I don't think anything is wrong with your math.
I think what is wrong is that we need to learn to conserve energy in our daily activities so we can all live better lives consuming less without the gymnastics of trying to hide the effects of our consumption.
Gahr Gardner
As you point out, that is a good payback. Based on a worldwide iron production of 2.4billion metric tons of iron, only 0.23% would be required to remove the 30billion tons of CO2.

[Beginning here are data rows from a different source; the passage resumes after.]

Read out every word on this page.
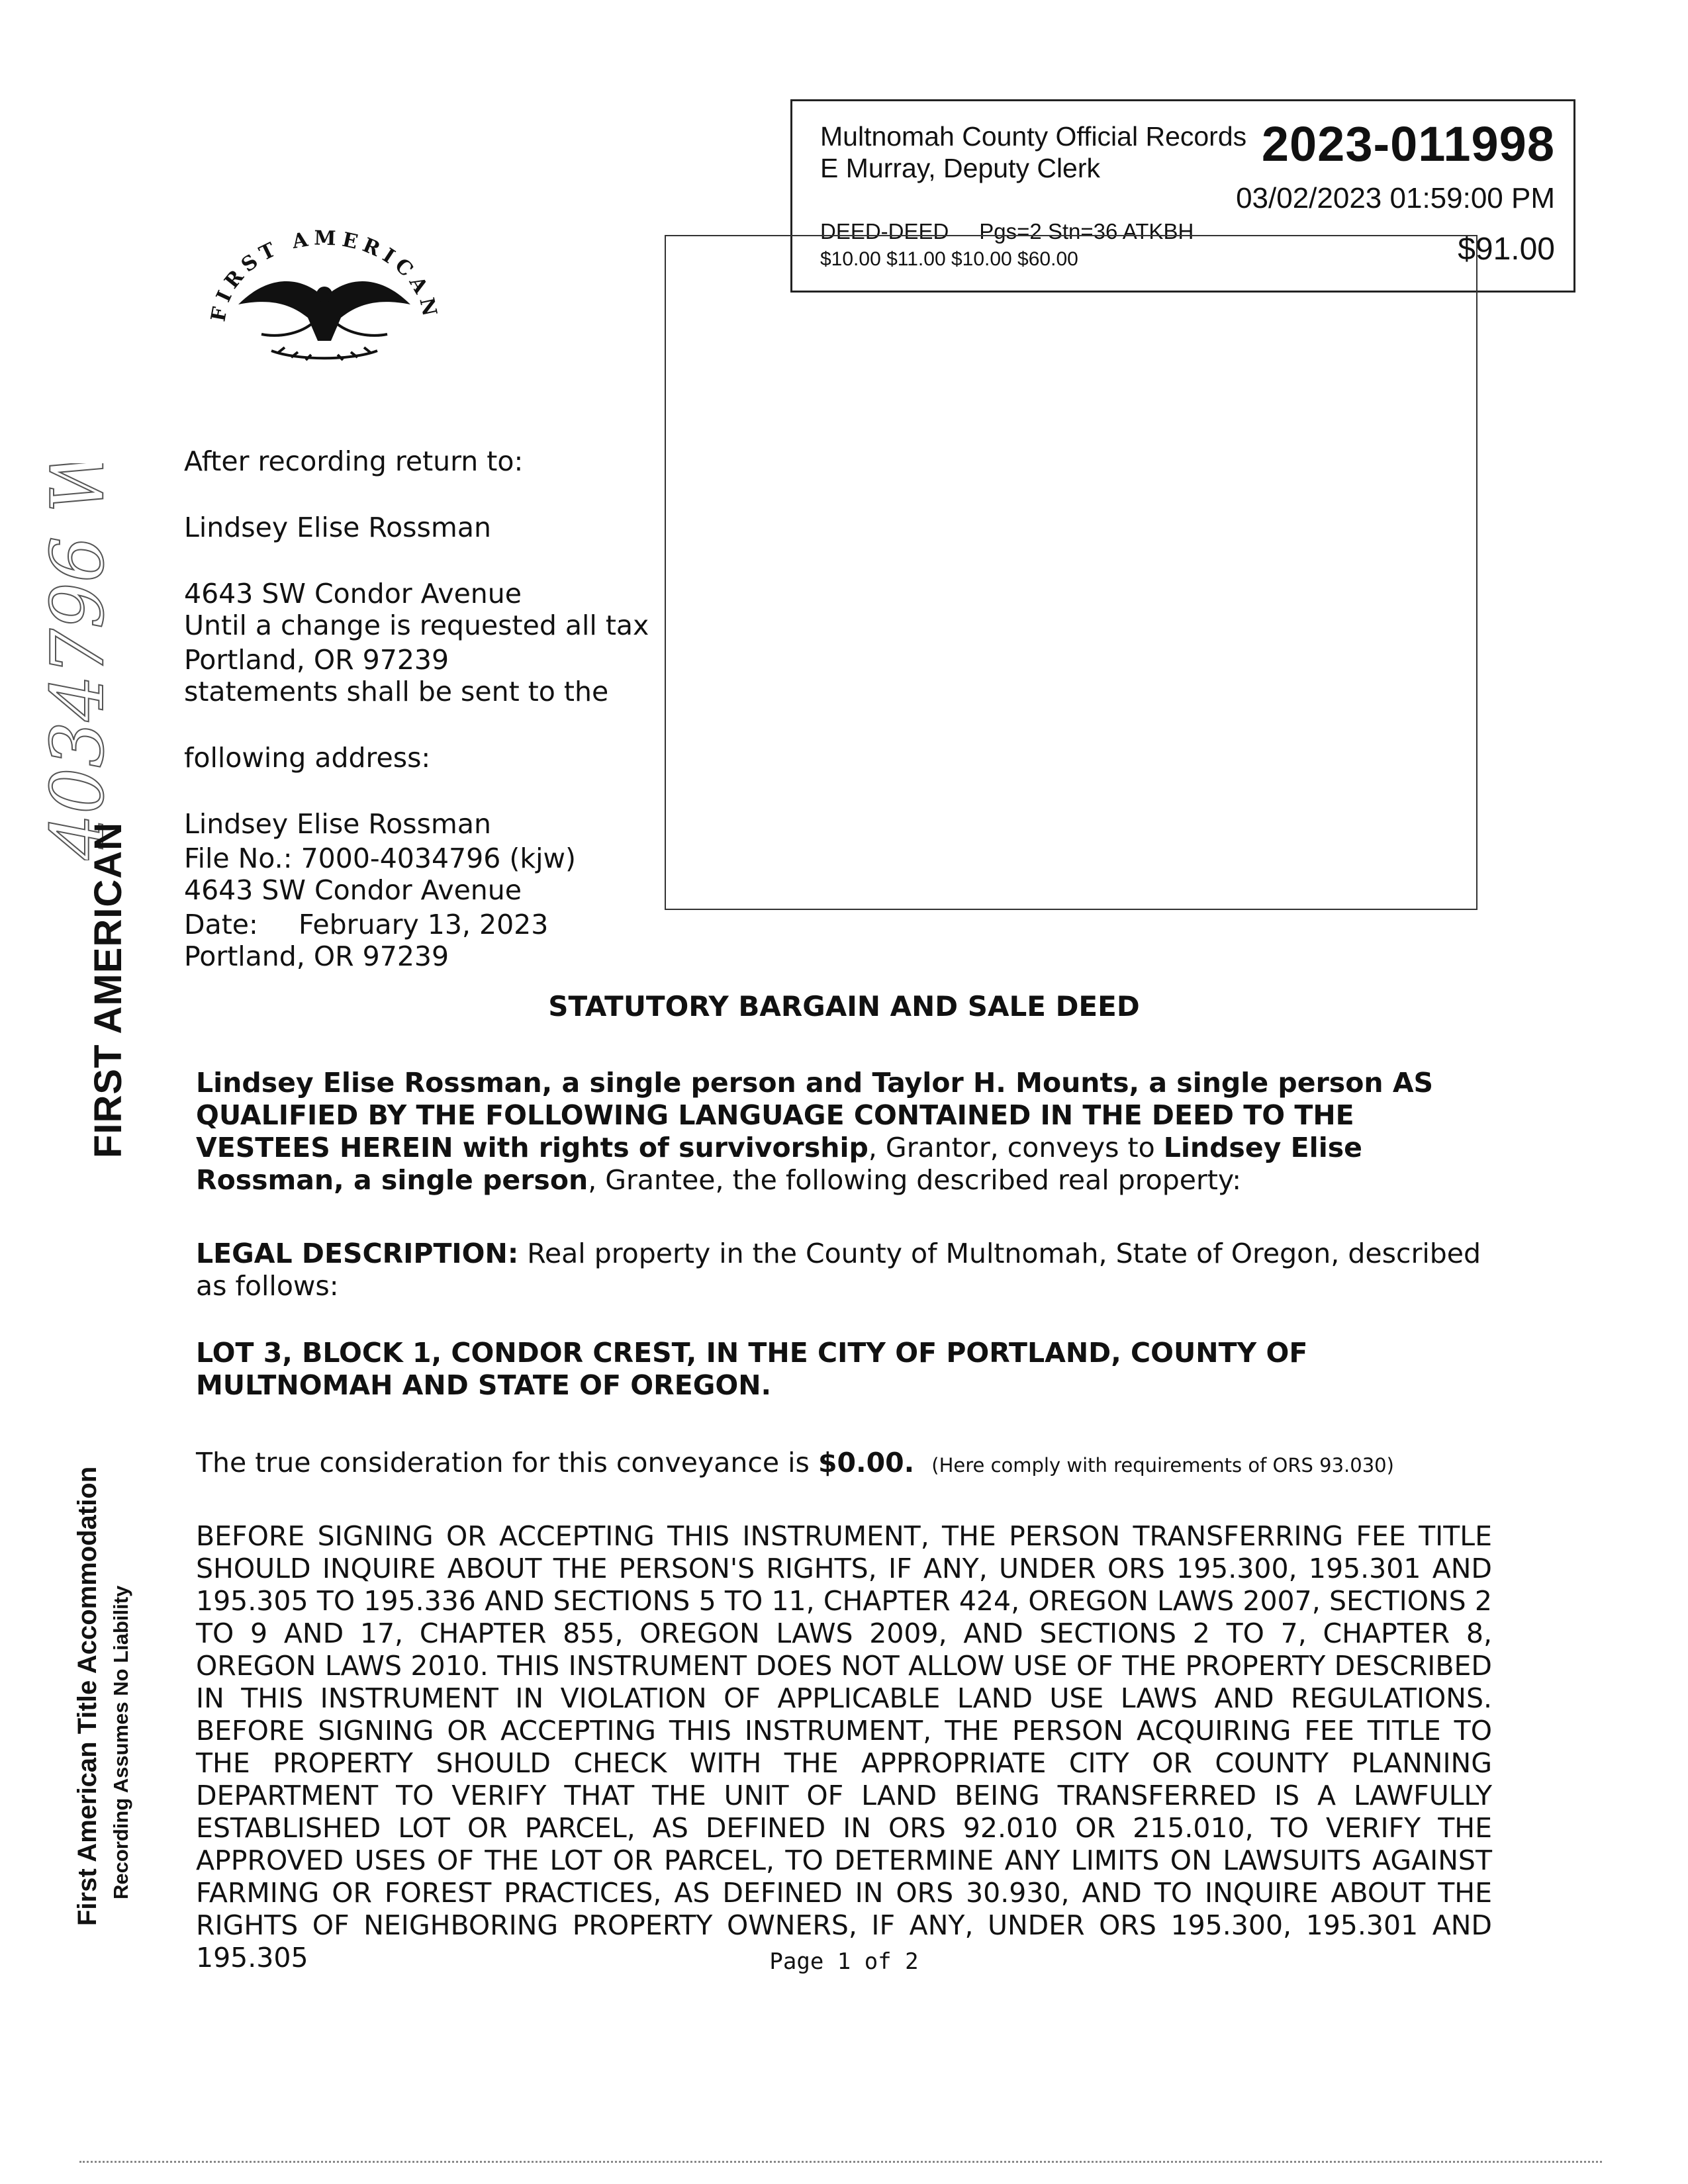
Multnomah County Official Records
E Murray, Deputy Clerk	2023-011998
03/02/2023 01:59:00 PM
DEED-DEED     Pgs=2 Stn=36 ATKBH
$10.00 $11.00 $10.00 $60.00	$91.00
FIRST AMERICAN
4034796 W
FIRST AMERICAN
First American Title Accommodation Recording Assumes No Liability

After recording return to:

Lindsey Elise Rossman

4643 SW Condor Avenue

Portland, OR 97239

Until a change is requested all tax

statements shall be sent to the

following address:

Lindsey Elise Rossman

4643 SW Condor Avenue

Portland, OR 97239

File No.: 7000-4034796 (kjw)

Date: February 13, 2023

STATUTORY BARGAIN AND SALE DEED
Lindsey Elise Rossman, a single person and Taylor H. Mounts, a single person AS QUALIFIED BY THE FOLLOWING LANGUAGE CONTAINED IN THE DEED TO THE VESTEES HEREIN with rights of survivorship, Grantor, conveys to Lindsey Elise Rossman, a single person, Grantee, the following described real property:
LEGAL DESCRIPTION: Real property in the County of Multnomah, State of Oregon, described as follows:
LOT 3, BLOCK 1, CONDOR CREST, IN THE CITY OF PORTLAND, COUNTY OF MULTNOMAH AND STATE OF OREGON.
The true consideration for this conveyance is $0.00. (Here comply with requirements of ORS 93.030)
BEFORE SIGNING OR ACCEPTING THIS INSTRUMENT, THE PERSON TRANSFERRING FEE TITLE SHOULD INQUIRE ABOUT THE PERSON'S RIGHTS, IF ANY, UNDER ORS 195.300, 195.301 AND 195.305 TO 195.336 AND SECTIONS 5 TO 11, CHAPTER 424, OREGON LAWS 2007, SECTIONS 2 TO 9 AND 17, CHAPTER 855, OREGON LAWS 2009, AND SECTIONS 2 TO 7, CHAPTER 8, OREGON LAWS 2010. THIS INSTRUMENT DOES NOT ALLOW USE OF THE PROPERTY DESCRIBED IN THIS INSTRUMENT IN VIOLATION OF APPLICABLE LAND USE LAWS AND REGULATIONS. BEFORE SIGNING OR ACCEPTING THIS INSTRUMENT, THE PERSON ACQUIRING FEE TITLE TO THE PROPERTY SHOULD CHECK WITH THE APPROPRIATE CITY OR COUNTY PLANNING DEPARTMENT TO VERIFY THAT THE UNIT OF LAND BEING TRANSFERRED IS A LAWFULLY ESTABLISHED LOT OR PARCEL, AS DEFINED IN ORS 92.010 OR 215.010, TO VERIFY THE APPROVED USES OF THE LOT OR PARCEL, TO DETERMINE ANY LIMITS ON LAWSUITS AGAINST FARMING OR FOREST PRACTICES, AS DEFINED IN ORS 30.930, AND TO INQUIRE ABOUT THE RIGHTS OF NEIGHBORING PROPERTY OWNERS, IF ANY, UNDER ORS 195.300, 195.301 AND 195.305	Page 1 of 2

I question the need for pure iron. Likely, just dispersing iron ore dust would be adequate since the ore is able to stimulate algae growth. Ore extraction is a fraction of the cost of iron production.
Pessimistic Optimist: Obviously production of the worldwide iron causes only a fraction of the production of the CO2. So using just 0.2% of that to eliminate the CO2 is a great solution. Conservation just stretches out how long it is before the impact is too great.
Gahr: Conservation will not save the world. Our time is limited by our lifespans and the eventual fate of the solar system, but pushing down on the accelerator as we drive the bus toward the cliff will not make it easier to turn.
Stretching out how long it takes before the impact is too great - using conservation (becoming far more efficient at our activities), using a little iron, manufacturing clouds, or even floating white sheets of plastic where ice caps used to be all just treat the symptoms until we either find a cure or learn to live with the disease.